Not only does this book tell a fascinating, and hitherto largely unknown, story; it shows up the stuff of history as the mixture of banality and caprice that it is. Reading the adventures of this pretty second-rate hoodlum who went on to become a first-rate monster, and who would exert a greater, more evil influence on the entire world than any other man in the 20th century, one can only gasp at the role played by chance in the making of history. An extraordinary book.

JILLY COOPER

'Noble Hounds and Dear Companions: The Royal Photograph Collection' by Sophie Gordon (Royal Collection Enterprises, 9.99)

Two of my favourite things dogs and the Royal Family brought together charmingly. Victoria and Albert took a greyhound on honeymoon and for these formal people, imagine the relief of having something to talk about! The photographs are stunning. Unlike many history picture-books, this strikes the right balance between text and images. Edward VII had a badly behaved terrier called Caesar, whom he took to his cabinet meetings. Caesar walked behind his coffin. Then there is the Queen, almost skipping with her corgis. For these people, it is the simplicity of their relationships with their dogs, who ask nothing of them, which is so completely joyous.

MAGGIE GEE

'The Presence' by Dannie Abse (Hutchinson, 15.99); 'Diary of a Bad Year' by JM Coetzee (Harvill Secker, 16.99)

How can I choose between the poet Abse's supple, poignant and entirely real journal of the time after his wife's death and JM Coetzee's fictional journal? Coetzee has always loved the polish, and risked the chill, of artifice. Actually, the two books have a lot in common. Abse tries to find a meaning to life without his beloved Joan: Coetzee's hero is struggling to bear the loss of the warmth of his muse Anya. Both men love women, and both books are by very, very good writers.

CLARE ALLAN

'More Time for Politics' by Tony Benn (Hutchinson, 20)

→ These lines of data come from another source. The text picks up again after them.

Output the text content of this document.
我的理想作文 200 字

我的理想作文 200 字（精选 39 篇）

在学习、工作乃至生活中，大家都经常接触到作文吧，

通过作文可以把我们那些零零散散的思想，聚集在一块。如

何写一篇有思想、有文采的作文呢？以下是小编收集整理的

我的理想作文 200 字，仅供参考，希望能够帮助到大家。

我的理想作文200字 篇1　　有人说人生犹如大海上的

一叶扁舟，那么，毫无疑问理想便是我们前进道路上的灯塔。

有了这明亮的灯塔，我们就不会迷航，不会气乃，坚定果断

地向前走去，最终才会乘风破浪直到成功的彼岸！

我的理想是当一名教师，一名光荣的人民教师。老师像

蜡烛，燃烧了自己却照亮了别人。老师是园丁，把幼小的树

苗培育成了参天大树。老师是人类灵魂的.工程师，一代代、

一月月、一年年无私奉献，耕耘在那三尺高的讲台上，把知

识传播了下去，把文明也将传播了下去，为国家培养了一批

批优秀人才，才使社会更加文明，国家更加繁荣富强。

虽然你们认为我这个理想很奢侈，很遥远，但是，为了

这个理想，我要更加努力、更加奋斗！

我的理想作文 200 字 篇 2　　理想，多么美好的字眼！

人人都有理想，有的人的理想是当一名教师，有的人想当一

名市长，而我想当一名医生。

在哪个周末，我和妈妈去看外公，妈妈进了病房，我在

I've been reading a lot of nonfiction this year. This latest instalment of Tony Benn's diaries was a delight and an inspiration. Fiercely intelligent, warm, humane and profoundly moving in places. As for fiction, this year saw a number of striking short-story collections. Clare Wigfall's The Loudest Sound and Nothing introduced a writer of skill and playfulness.

JOHN GRAY

'War and Peace', trans Anthony Briggs (Penguin Classics, 10.99)

I've been waiting for a fresh version of War and Peace for many years, and Anthony Briggs's sharp new translation, in paperback, is a delight. I haven't read the Pevear and Volokhonsky yet, but it's hard to imagine a more accessible entry into this inexhaustible book. Tolstoy's mix of dramatic human vignettes with the drift of history is beautifully rendered.

NICHOLAS ALLAN

'Jacky Daydream' by Jacqueline Wilson (Corgi Yearling, 5.99)

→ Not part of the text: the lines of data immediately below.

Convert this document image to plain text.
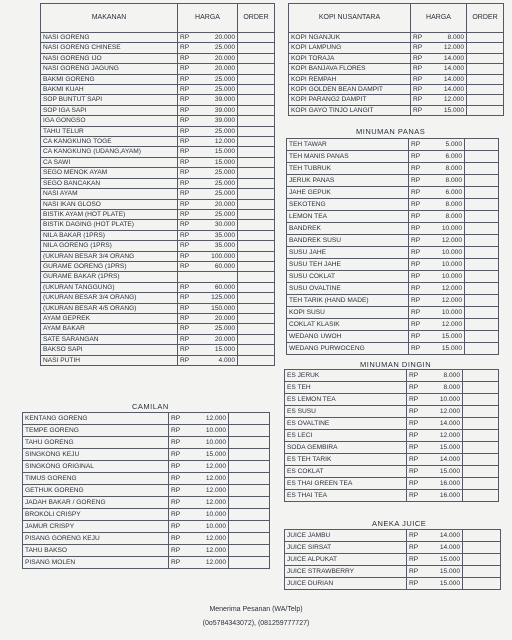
MAKANAN	HARGA		ORDER
NASI GORENG	RP	20.000	
NASI GORENG CHINESE	RP	25.000	
NASI GORENG IJO	RP	20.000	
NASI GORENG JAGUNG	RP	20.000	
BAKMI GORENG	RP	25.000	
BAKMI KUAH	RP	25.000	
SOP BUNTUT SAPI	RP	39.000	
SOP IGA SAPI	RP	39.000	
IGA GONGSO	RP	39.000	
TAHU TELUR	RP	25.000	
CA KANGKUNG TOGE	RP	12.000	
CA KANGKUNG (UDANG,AYAM)	RP	15.000	
CA SAWI	RP	15.000	
SEGO MENOK AYAM	RP	25.000	
SEGO BANCAKAN	RP	25.000	
NASI AYAM	RP	25.000	
NASI IKAN GLOSO	RP	20.000	
BISTIK AYAM (HOT PLATE)	RP	25.000	
BISTIK DAGING (HOT PLATE)	RP	30.000	
NILA BAKAR (1PRS)	RP	35.000	
NILA GORENG (1PRS)	RP	35.000	
(UKURAN BESAR 3/4 ORANG	RP	100.000	
GURAME GORENG (1PRS)	RP	60.000	
GURAME BAKAR (1PRS)			
(UKURAN TANGGUNG)	RP	60.000	
(UKURAN BESAR 3/4 ORANG)	RP	125.000	
(UKURAN BESAR 4/5 ORANG)	RP	150.000	
AYAM GEPREK	RP	20.000	
AYAM BAKAR	RP	25.000	
SATE SARANGAN	RP	20.000	
BAKSO SAPI	RP	15.000	
NASI PUTIH	RP	4.000	
CAMILAN
KENTANG GORENG	RP	12.000	
TEMPE GORENG	RP	10.000	
TAHU GORENG	RP	10.000	
SINGKONG KEJU	RP	15.000	
SINGKONG ORIGINAL	RP	12.000	
TIMUS GORENG	RP	12.000	
GETHUK GORENG	RP	12.000	
JADAH BAKAR / GORENG	RP	12.000	
BROKOLI CRISPY	RP	10.000	
JAMUR CRISPY	RP	10.000	
PISANG GORENG KEJU	RP	12.000	
TAHU BAKSO	RP	12.000	
PISANG MOLEN	RP	12.000	
KOPI NUSANTARA	HARGA		ORDER
KOPI NGANJUK	RP	8.000	
KOPI LAMPUNG	RP	12.000	
KOPI TORAJA	RP	14.000	
KOPI BANJAVA FLORES	RP	14.000	
KOPI REMPAH	RP	14.000	
KOPI GOLDEN BEAN DAMPIT	RP	14.000	
KOPI PARANG2 DAMPIT	RP	12.000	
KOPI GAYO TINJO LANGIT	RP	15.000	
MINUMAN PANAS
TEH TAWAR	RP	5.000	
TEH MANIS PANAS	RP	6.000	
TEH TUBRUK	RP	8.000	
JERUK PANAS	RP	8.000	
JAHE GEPUK	RP	6.000	
SEKOTENG	RP	8.000	
LEMON TEA	RP	8.000	
BANDREK	RP	10.000	
BANDREK SUSU	RP	12.000	
SUSU JAHE	RP	10.000	
SUSU TEH JAHE	RP	10.000	
SUSU COKLAT	RP	10.000	
SUSU OVALTINE	RP	12.000	
TEH TARIK (HAND MADE)	RP	12.000	
KOPI SUSU	RP	10.000	
COKLAT KLASIK	RP	12.000	
WEDANG UWOH	RP	15.000	
WEDANG PURWOCENG	RP	15.000	
MINUMAN DINGIN
ES JERUK	RP	8.000	
ES TEH	RP	8.000	
ES LEMON TEA	RP	10.000	
ES SUSU	RP	12.000	
ES OVALTINE	RP	14.000	
ES LECI	RP	12.000	
SODA GEMBIRA	RP	15.000	
ES TEH TARIK	RP	14.000	
ES COKLAT	RP	15.000	
ES THAI GREEN TEA	RP	16.000	
ES THAI TEA	RP	16.000	
ANEKA JUICE
JUICE JAMBU	RP	14.000	
JUICE SIRSAT	RP	14.000	
JUICE ALPUKAT	RP	15.000	
JUICE STRAWBERRY	RP	15.000	
JUICE DURIAN	RP	15.000	
Menerima Pesanan (WA/Telp)
(0o5784343072), (081259777727)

Authors are always intrigued to learn of the childhood symptoms that lead other authors into this tragic profession. Wilson had a largely uneventful upbringing in Kingston-upon-Thames. But, as in her novels, she reveals the extraordinary in the ordinary. Trips to the seaside, playing with dolls, and exploiting her local library are darkened by parental rows, daydreams and only-child anxieties. There are clues to her success: perfect recall of her childhood, relentless reading, and a mum whose expectations she could never live up to; her mother has never picked up one of her books, we learn.

ANN WIDDECOME

'Unimagined: A Muslim Boy Meets the West' by Imran Ahmad (Aurum Press , 12.99)

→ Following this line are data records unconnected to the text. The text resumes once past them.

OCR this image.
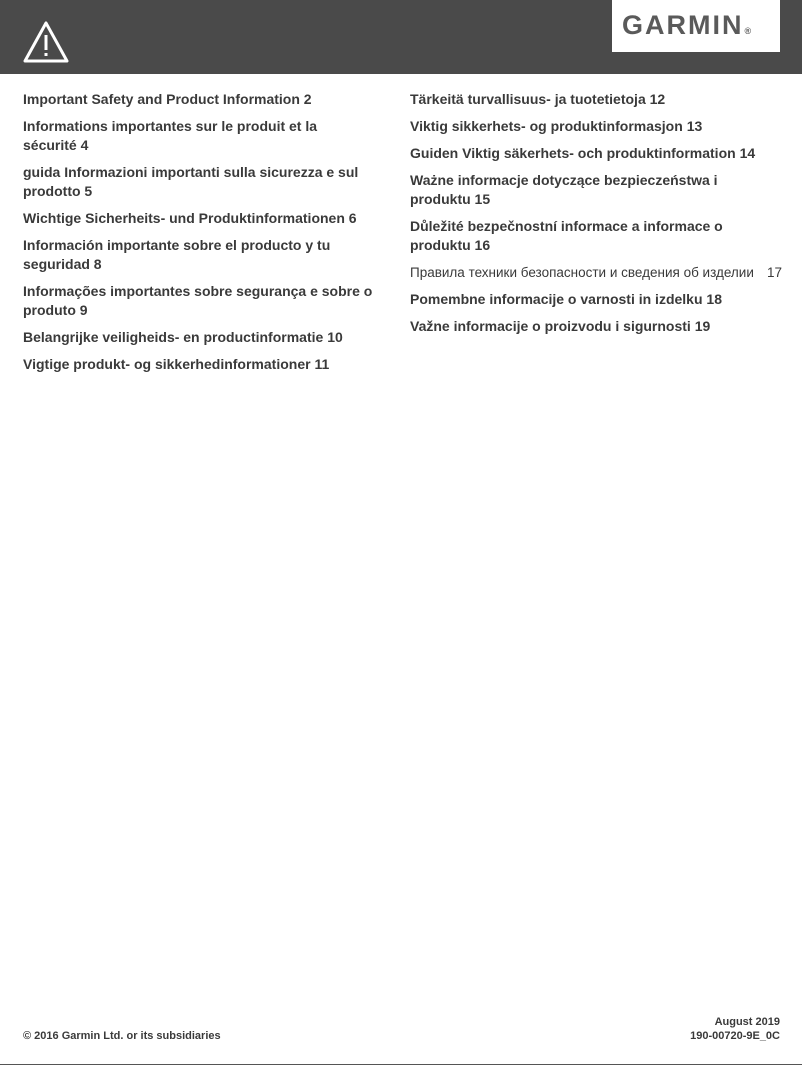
GARMIN®
Important Safety and Product Information 2
Informations importantes sur le produit et la sécurité 4
guida Informazioni importanti sulla sicurezza e sul prodotto 5
Wichtige Sicherheits- und Produktinformationen 6
Información importante sobre el producto y tu seguridad 8
Informações importantes sobre segurança e sobre o produto 9
Belangrijke veiligheids- en productinformatie 10
Vigtige produkt- og sikkerhedinformationer 11
Tärkeitä turvallisuus- ja tuotetietoja 12
Viktig sikkerhets- og produktinformasjon 13
Guiden Viktig säkerhets- och produktinformation 14
Ważne informacje dotyczące bezpieczeństwa i produktu 15
Důležité bezpečnostní informace a informace o produktu 16
Правила техники безопасности и сведения об изделии 17
Pomembne informacije o varnosti in izdelku 18
Važne informacije o proizvodu i sigurnosti 19
© 2016 Garmin Ltd. or its subsidiaries
August 2019
190-00720-9E_0C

My favourite book of 2007 is this memoir of a Muslim boy, born in Pakistan, who moves to London at the age of one in the 1960s. With his Islamic identity and desire to embrace the West, the book paints a beautiful picture of growing up in a strange culture. The theology is a bit naive in places, but the end result is unforgettable.

MARINA WARNER

'The Mabinogion' by Sioned Davies (OUP, 12.99)

There's a strong literary current flowing back to the earliest stories and not only to Beowulf. In a rich year, I'm enthralled by this new version of the Welsh cycle. Davies's prose is stark and fierce, the laconic dialogue spine-tingling, and she makes the page sing when the gifts of a hero are listed or the elements of a heroine's beauty conjured ("whiter were her breasts than the breast of white swan"). It's a helpful edition, too, with map, glossary and guide to pronunciation.